The Reading Level of a Middle School Teacher

I was smart once.

I majored in English in college and read many difficult books and wrote numerous intelligent essays. Now, when I come across papers like my senior honors thesis or essays I wrote in graduate school, I find words I don’t even know the meaning of anymore.

As I prepare for the honors class I’ll be teaching beginning this August, I’ve been reading more advanced books. I’m rereading Walden for the first time since college. Now, I’ve been teaching middle school for quite a while now. And I read books like The Outsiders and The Giver and The House on Mango Street. These are all good books, but they certainly are no challenge for an adult reader. In eighth grade we read To Kill a Mockingbird and Romeo and Juliet, which are more advanced, but still not terribly difficult.

But right now, Walden is kind of hard for me. Have I reduced my reading level by reading things like Harry Potter and The Fault in Our Stars in my free time for all these years in an effort to relate to my students and find books they would enjoy? Perhaps it would have been better for my brain to continue reading really challenging books.

I mean, it isn’t like I don’t read. I read all the time. But my choices are not challenging to me. Maybe they should be.

I think this honors class is going to challenge me as much as it challenges my students. Maybe more. Yikes!


5 thoughts on “The Reading Level of a Middle School Teacher

  1. I have that same experience reading papers I wrote in seminary – wow – I had a brain! I kind of enjoyed not using it as much, but one reason I started writing my blog was to kick start my creativity & see if I could wake my brain back up. And that worked for a while, but now I’m on hiatus again. Maybe I should read Walden!

    • I had already decided to spend the summer reading the classics… but that was before I had a new class for which to plan. Walden is a bit obtuse; it’s certainly not a typical summertime read!

  2. I think it will be nice for you and your students to be on a journey of discovery together. If you find the book challenging too, you will be better able to relate to their struggles with it than if you were just dispensing wisdom from on high.

    I teach molecular biology and genetics to a group of middle-school-aged homeschoolers. As part of my class, I assigned them to read Jurassic Park by Michael Crichton (the original book, published in the early 1990s).

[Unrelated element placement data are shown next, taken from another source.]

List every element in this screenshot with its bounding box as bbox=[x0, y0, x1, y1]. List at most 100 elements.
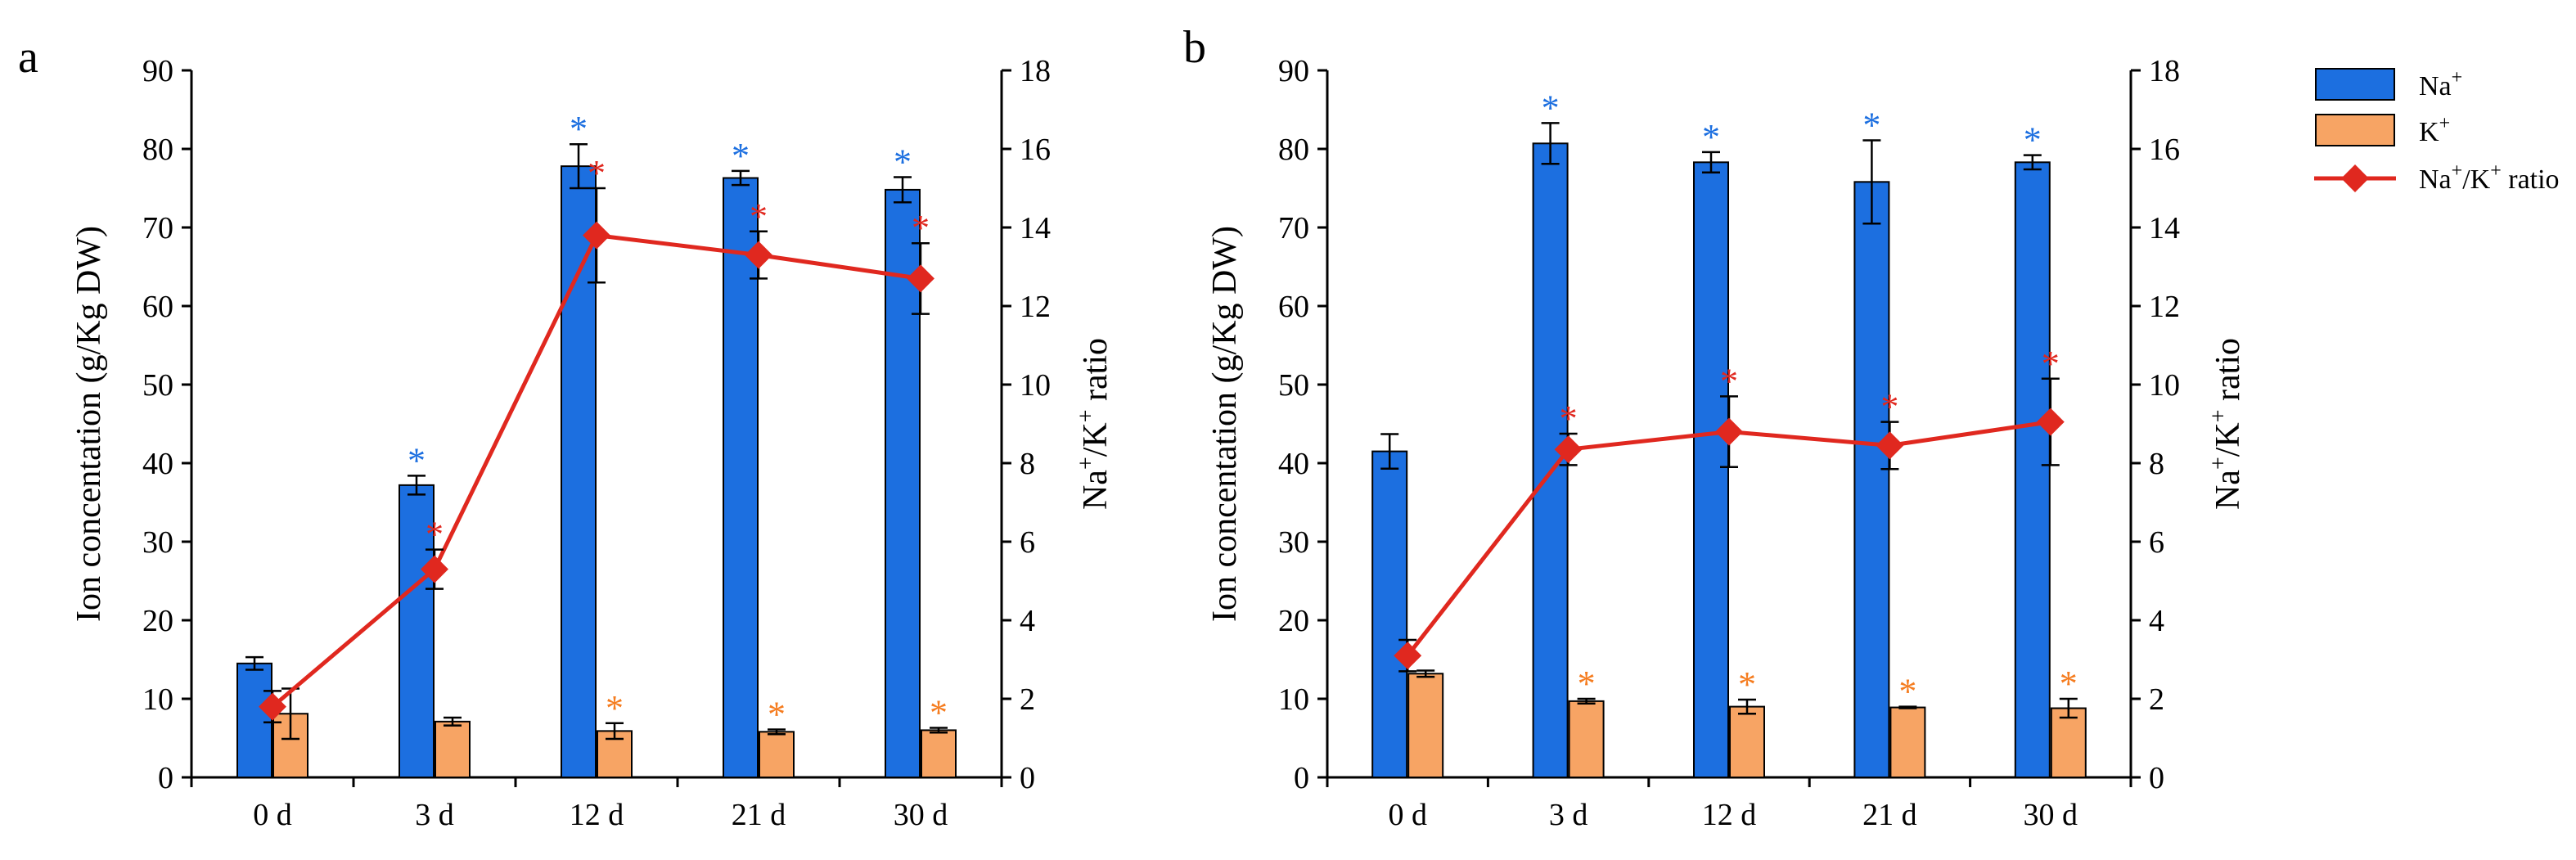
right-tick-label: 16 bbox=[1020, 133, 1051, 167]
left-tick-label: 90 bbox=[1278, 54, 1309, 88]
x-tick-label: 30 d bbox=[2024, 798, 2078, 832]
na-bar bbox=[1371, 450, 1408, 778]
left-tick-label: 20 bbox=[142, 604, 173, 638]
legend-swatch-na bbox=[2315, 68, 2395, 101]
na-significance-star: * bbox=[1862, 105, 1880, 145]
right-tick-label: 14 bbox=[1020, 211, 1051, 245]
ratio-point-marker bbox=[907, 264, 934, 293]
left-tick-label: 70 bbox=[1278, 211, 1309, 245]
y2-axis-label: Na+/K+ ratio bbox=[2206, 338, 2247, 510]
na-significance-star: * bbox=[2024, 120, 2042, 160]
na-significance-star: * bbox=[732, 136, 750, 176]
right-tick-label: 18 bbox=[2149, 54, 2180, 88]
na-bar bbox=[2014, 161, 2051, 778]
k-significance-star: * bbox=[768, 694, 786, 734]
left-tick-label: 20 bbox=[1278, 604, 1309, 638]
ratio-significance-star: * bbox=[2042, 344, 2060, 384]
right-tick-label: 16 bbox=[2149, 133, 2180, 167]
na-significance-star: * bbox=[894, 142, 912, 182]
right-tick-label: 4 bbox=[2149, 604, 2164, 638]
legend: Na+ K+ Na+/K+ ratio bbox=[2314, 67, 2560, 195]
right-tick-label: 0 bbox=[1020, 761, 1035, 795]
left-tick-label: 0 bbox=[1294, 761, 1309, 795]
legend-marker-ratio bbox=[2341, 164, 2369, 192]
na-significance-star: * bbox=[408, 440, 426, 480]
right-tick-label: 8 bbox=[1020, 447, 1035, 481]
na-bar bbox=[561, 165, 597, 778]
k-bar bbox=[1729, 705, 1765, 778]
k-bar bbox=[1568, 700, 1605, 779]
left-tick-label: 60 bbox=[142, 290, 173, 324]
right-tick-label: 8 bbox=[2149, 447, 2164, 481]
right-tick-label: 6 bbox=[1020, 525, 1035, 560]
left-tick-label: 10 bbox=[1278, 682, 1309, 717]
ratio-point-marker bbox=[745, 241, 772, 269]
y-axis-label: Ion concentation (g/Kg DW) bbox=[1206, 226, 1244, 622]
y-axis-label: Ion concentation (g/Kg DW) bbox=[70, 226, 108, 622]
k-bar bbox=[1407, 673, 1444, 779]
left-tick-label: 80 bbox=[1278, 133, 1309, 167]
na-bar bbox=[885, 188, 921, 779]
panel-label-a: a bbox=[18, 32, 38, 83]
k-bar bbox=[2050, 707, 2087, 779]
legend-label-k: K+ bbox=[2419, 113, 2450, 147]
left-tick-label: 60 bbox=[1278, 290, 1309, 324]
ratio-point-marker bbox=[1394, 642, 1422, 670]
right-tick-label: 0 bbox=[2149, 761, 2164, 795]
ratio-significance-star: * bbox=[426, 515, 444, 555]
x-tick-label: 30 d bbox=[894, 798, 948, 832]
right-tick-label: 14 bbox=[2149, 211, 2180, 245]
left-tick-label: 80 bbox=[142, 133, 173, 167]
legend-label-na: Na+ bbox=[2419, 67, 2462, 101]
na-bar bbox=[1532, 142, 1569, 778]
na-bar bbox=[1693, 161, 1729, 778]
k-significance-star: * bbox=[1578, 664, 1596, 704]
right-tick-label: 6 bbox=[2149, 525, 2164, 560]
chart-panel-b: 0 10 20 30 40 50 60 70 80 90 0 2 4 6 8 10 12 14 16 18 0 d 3 d… bbox=[1206, 54, 2247, 832]
x-tick-label: 12 d bbox=[1702, 798, 1757, 832]
right-tick-label: 2 bbox=[1020, 682, 1035, 717]
panel-label-b: b bbox=[1183, 22, 1206, 73]
k-significance-star: * bbox=[1738, 664, 1756, 705]
ratio-point-marker bbox=[583, 221, 610, 250]
k-bar bbox=[435, 720, 471, 779]
left-tick-label: 0 bbox=[158, 761, 173, 795]
na-bar bbox=[1853, 181, 1890, 778]
na-significance-star: * bbox=[1702, 117, 1720, 157]
k-bar bbox=[1889, 706, 1926, 778]
left-tick-label: 30 bbox=[1278, 525, 1309, 560]
legend-label-ratio: Na+/K+ ratio bbox=[2419, 160, 2560, 195]
left-tick-label: 10 bbox=[142, 682, 173, 717]
k-bar bbox=[921, 729, 957, 779]
ratio-significance-star: * bbox=[750, 196, 768, 236]
left-tick-label: 70 bbox=[142, 211, 173, 245]
x-tick-label: 3 d bbox=[415, 798, 454, 832]
k-significance-star: * bbox=[606, 688, 624, 728]
na-bar bbox=[236, 662, 272, 778]
left-tick-label: 40 bbox=[142, 447, 173, 481]
right-tick-label: 12 bbox=[2149, 290, 2180, 324]
right-tick-label: 18 bbox=[1020, 54, 1051, 88]
left-tick-label: 40 bbox=[1278, 447, 1309, 481]
k-bar bbox=[759, 731, 795, 779]
right-tick-label: 10 bbox=[1020, 368, 1051, 403]
ratio-significance-star: * bbox=[1560, 398, 1578, 439]
k-significance-star: * bbox=[930, 693, 948, 733]
left-tick-label: 90 bbox=[142, 54, 173, 88]
legend-swatch-k bbox=[2315, 114, 2395, 146]
right-tick-label: 2 bbox=[2149, 682, 2164, 717]
chart-panel-a: 0 10 20 30 40 50 60 70 80 90 0 2 4 6 8 10 12 14 16 18 0 d 3 d… bbox=[70, 54, 1115, 832]
na-significance-star: * bbox=[570, 109, 588, 149]
x-tick-label: 0 d bbox=[253, 798, 292, 832]
x-tick-label: 0 d bbox=[1388, 798, 1427, 832]
left-tick-label: 30 bbox=[142, 525, 173, 560]
right-tick-label: 12 bbox=[1020, 290, 1051, 324]
ratio-significance-star: * bbox=[1880, 387, 1898, 427]
na-bar bbox=[723, 177, 759, 778]
left-tick-label: 50 bbox=[142, 368, 173, 403]
y2-axis-label: Na+/K+ ratio bbox=[1074, 338, 1115, 510]
ratio-significance-star: * bbox=[1720, 361, 1738, 401]
k-significance-star: * bbox=[2060, 664, 2078, 704]
ratio-point-marker bbox=[421, 555, 448, 583]
right-tick-label: 10 bbox=[2149, 368, 2180, 403]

    What surprised me was how much I myself got out of reading it again and discussing it in the class. Back when I was in graduate school I had dismissed the book because of its scientific inaccuracies and overspeculation (and what I perceived as anti-science sensationalism). But with hindsight I’ve gotten a new respect for how well the author integrated his speculation with what was known at the time. That book actually provided plausible hypotheses that could be tested scientifically. It changed the course of real science. And the kids loved it.

    I’m glad I kept an open mind and didn’t just bore the students with all my high-level nit-picking about what was wrong with the science.

    • Thanks for the encouragement! I haven’t made a definite decision about Walden yet. I’ll probably at least teach “On the Duty of Civil Disobedience,” but I’m not sure about the rest of the book. There are interesting parts, but there is a lot to wade through to get to the interesting stuff.

      • Yeah . . . I read Walden a long time ago and even then had the same reaction. It might be boring for middle school age students.

        I actually live near Walden Woods and have visited the pond and the replica of the cabin a number of times, which is not boring. There are some interesting supplemental resources online, like this one:

        And as a biologist, I find this totally fascinating: Using Thoreau’s observations to track climate change. Richard Primack is a professor at BU and he’s written an entire book called Walden Warming based on his phenology research. I heard him speak at the public library.